It shouldn’t, but it still surprises me when people criticise a team like Fermanagh when they win a game of football as they did last Sunday.
In fact, the criticism started before throw-in at the weekend, with pundits hammering both sides for the way they play football.
I’ll concede that it wasn’t a great match to watch, but to me - and to anyone from Fermanagh - it was beautiful football.
Fermanagh were in Division 3 this year, Monaghan finished third in Division 1 beating Dublin and Kerry along the way and came into this game after a great win over Tyrone.
They have the smallest pick in the country and if you compare their forwards to Monaghan’s there’s no contest, yet still they won.
If Rory Gallagher had sent out his team to play old-fashioned 15-against-15 football they would have been wiped out.
Clare are a decent Division 2 side, they only just missed out on promotion this season, and Kerry put 32 points on them. Galway wiped the floor with Sligo. The same would have happened Fermanagh had they not taken the approach they did.
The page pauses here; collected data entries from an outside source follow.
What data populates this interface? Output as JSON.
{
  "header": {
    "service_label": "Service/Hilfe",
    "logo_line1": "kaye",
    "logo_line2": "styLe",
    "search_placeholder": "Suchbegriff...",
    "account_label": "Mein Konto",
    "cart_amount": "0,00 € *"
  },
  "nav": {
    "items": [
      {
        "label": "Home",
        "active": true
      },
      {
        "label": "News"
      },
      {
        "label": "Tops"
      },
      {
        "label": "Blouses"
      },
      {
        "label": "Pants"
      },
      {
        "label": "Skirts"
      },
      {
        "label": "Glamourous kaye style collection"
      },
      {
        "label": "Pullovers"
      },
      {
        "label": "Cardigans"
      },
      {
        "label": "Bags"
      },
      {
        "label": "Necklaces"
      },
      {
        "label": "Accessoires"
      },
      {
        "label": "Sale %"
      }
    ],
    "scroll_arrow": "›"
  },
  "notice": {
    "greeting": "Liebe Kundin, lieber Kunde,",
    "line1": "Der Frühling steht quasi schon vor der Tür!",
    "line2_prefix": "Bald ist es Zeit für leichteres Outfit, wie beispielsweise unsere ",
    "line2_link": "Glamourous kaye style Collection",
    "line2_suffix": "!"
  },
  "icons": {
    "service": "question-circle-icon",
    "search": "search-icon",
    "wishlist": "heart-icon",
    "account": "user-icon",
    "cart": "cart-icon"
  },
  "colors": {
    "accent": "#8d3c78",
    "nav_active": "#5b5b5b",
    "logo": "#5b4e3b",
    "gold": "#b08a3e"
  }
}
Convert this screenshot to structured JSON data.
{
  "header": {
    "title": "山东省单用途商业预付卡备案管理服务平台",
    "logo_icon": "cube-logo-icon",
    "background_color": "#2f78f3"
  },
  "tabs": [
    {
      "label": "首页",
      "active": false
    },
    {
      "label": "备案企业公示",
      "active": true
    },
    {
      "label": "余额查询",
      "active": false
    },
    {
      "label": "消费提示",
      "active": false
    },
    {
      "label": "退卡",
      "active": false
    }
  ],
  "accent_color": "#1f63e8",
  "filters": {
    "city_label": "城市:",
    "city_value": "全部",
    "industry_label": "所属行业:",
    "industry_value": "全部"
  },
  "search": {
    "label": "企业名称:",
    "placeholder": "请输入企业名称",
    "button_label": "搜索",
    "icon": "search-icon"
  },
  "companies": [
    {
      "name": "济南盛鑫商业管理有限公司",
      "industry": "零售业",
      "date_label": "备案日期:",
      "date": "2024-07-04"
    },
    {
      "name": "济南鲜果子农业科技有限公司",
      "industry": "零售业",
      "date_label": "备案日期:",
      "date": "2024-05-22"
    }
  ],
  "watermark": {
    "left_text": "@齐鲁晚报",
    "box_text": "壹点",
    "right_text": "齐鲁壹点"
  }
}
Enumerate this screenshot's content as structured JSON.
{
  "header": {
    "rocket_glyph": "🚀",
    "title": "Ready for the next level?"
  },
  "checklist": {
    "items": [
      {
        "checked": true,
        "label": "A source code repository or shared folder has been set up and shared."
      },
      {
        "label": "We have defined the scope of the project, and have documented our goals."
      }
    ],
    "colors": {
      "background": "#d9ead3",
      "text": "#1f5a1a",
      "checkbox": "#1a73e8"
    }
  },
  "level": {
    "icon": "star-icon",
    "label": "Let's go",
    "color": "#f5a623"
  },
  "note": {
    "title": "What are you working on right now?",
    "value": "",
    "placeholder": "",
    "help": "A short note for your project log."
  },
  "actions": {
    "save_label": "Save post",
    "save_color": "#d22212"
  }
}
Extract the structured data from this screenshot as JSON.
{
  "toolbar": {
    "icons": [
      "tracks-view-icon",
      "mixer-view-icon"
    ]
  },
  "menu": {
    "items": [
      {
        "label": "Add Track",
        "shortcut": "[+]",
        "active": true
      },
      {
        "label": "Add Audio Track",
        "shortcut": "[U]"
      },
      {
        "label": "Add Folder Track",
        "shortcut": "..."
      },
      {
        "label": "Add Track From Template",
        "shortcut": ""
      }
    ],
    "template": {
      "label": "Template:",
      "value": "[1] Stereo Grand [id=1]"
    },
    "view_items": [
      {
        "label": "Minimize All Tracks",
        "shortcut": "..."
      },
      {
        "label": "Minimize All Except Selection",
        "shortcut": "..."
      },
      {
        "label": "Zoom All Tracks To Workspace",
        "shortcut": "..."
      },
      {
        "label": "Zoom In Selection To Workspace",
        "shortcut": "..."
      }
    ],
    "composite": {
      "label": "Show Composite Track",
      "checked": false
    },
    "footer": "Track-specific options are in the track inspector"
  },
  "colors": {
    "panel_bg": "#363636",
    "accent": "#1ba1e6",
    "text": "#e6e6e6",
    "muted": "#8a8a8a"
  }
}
Do the people who criticise them really expect them to go out and just take a hammering?
Fermanagh’s game plan was to keep it tight, stop Monaghan running up a decent score and ensure that they were still in the game coming down the stretch. This is exactly what happened.
It took a late goal for them to steal a great victory, but even had they lost they would have gone into the qualifiers in positive frame of mind after a good performance.
How are Clare and Sligo feeling now? Not very positive, I would imagine. Before the start of the summer Clare would have been targeting an appearance in the Super 8 and that’s a long way away now. Fermanagh are just one win from the last eight.
I could understand people criticising them if they were pulling and dragging off the ball or engaging in persistent fouling, but all they did was play tough, aggressive football, follow the game plan and work like mad.

I don’t think I would ever criticise a football manager who is successful. Rory Gallagher is a shrewd man and he was involved with one of the best managers we’ve seen in Jim McGuinness, who took Donegal from nowhere to the 2012 All-Ireland title.
He set up his team in a certain manner that posed Monaghan a challenge which they weren’t able to meet.
It’s been said before that teams that go into a Championship game as underdogs and have a great win, as Monaghan did against Tyrone in the last round, struggle in their next match and so it proved at the weekend.
They’ve now lost to Fermanagh, Down and Longford in recent years - three teams that wouldn’t frighten the top teams in the country and that is a weakness they have. You’d never be confident of Monaghan beating a team from a lower division, unlike, say, Dublin or Kerry.
Fermanagh weren’t in a great place at the end of last year and the players essentially showed Pete McGrath the door as manager. That put them in an awkward spot and they have more than fought their way out of it with Gallagher leading the way.
So far in the Ulster Championship, where they started with a win over Armagh, they’ve showed self-belief and a never-say-die attitude, they’re brilliantly organised and they’re making the most out of what they have.

It’s famously been said that Fermanagh is one half water and the other half Protestant so they have the smallest pick in the country and if you compare their forwards to Monaghan’s there’s no contest, yet still they won.
I remember in 2003 after we beat Kerry in that now infamous All-Ireland semi-final we came in for a lot of flak and the expression ‘puke football’ was born. We got some stick and we didn’t really know where it came from.
It probably stemmed from the fact that we panicked a bit in the second half because we were a young team and we started fouling and defending our lead, but if you look back on that first half it was probably the best 35 minutes we ever played.
We used that criticism as a motivation because we wanted to prove people wrong. I’ve no doubt that Fermanagh will feel the same. What has been said about them can have a positive impact.
We’ve had a summer of shocks so far, with Fermanagh in an Ulster final and Carlow and Longford both in Leinster semi-finals and this, to an extent, undermines my argument for the need for a tiered championship.

While a few shocks are great to see, they shouldn’t be used to decide policy. One or maybe two of these teams might get to the Super 8 and if they do their season will end with three defeats, possibly heavy ones, and they’ll be feeling pretty demoralised.
It’ll do nothing for their long-term development and I stand by the belief that there has to be tiered competition in the Championship.
Looking briefly ahead to this weekend’s second Ulster semi-final, Donegal haven’t been overly convincing in their two games so far against Cavan and Derry. Normally being in the Ulster preliminary round is seen as a graveyard of ambition, but on this occasion I think it has been good for this young Donegal team, who have had a chance to learn and get more experience.
Down are not in a good place at the moment and I’d expect them to be beaten in Clones on Sunday.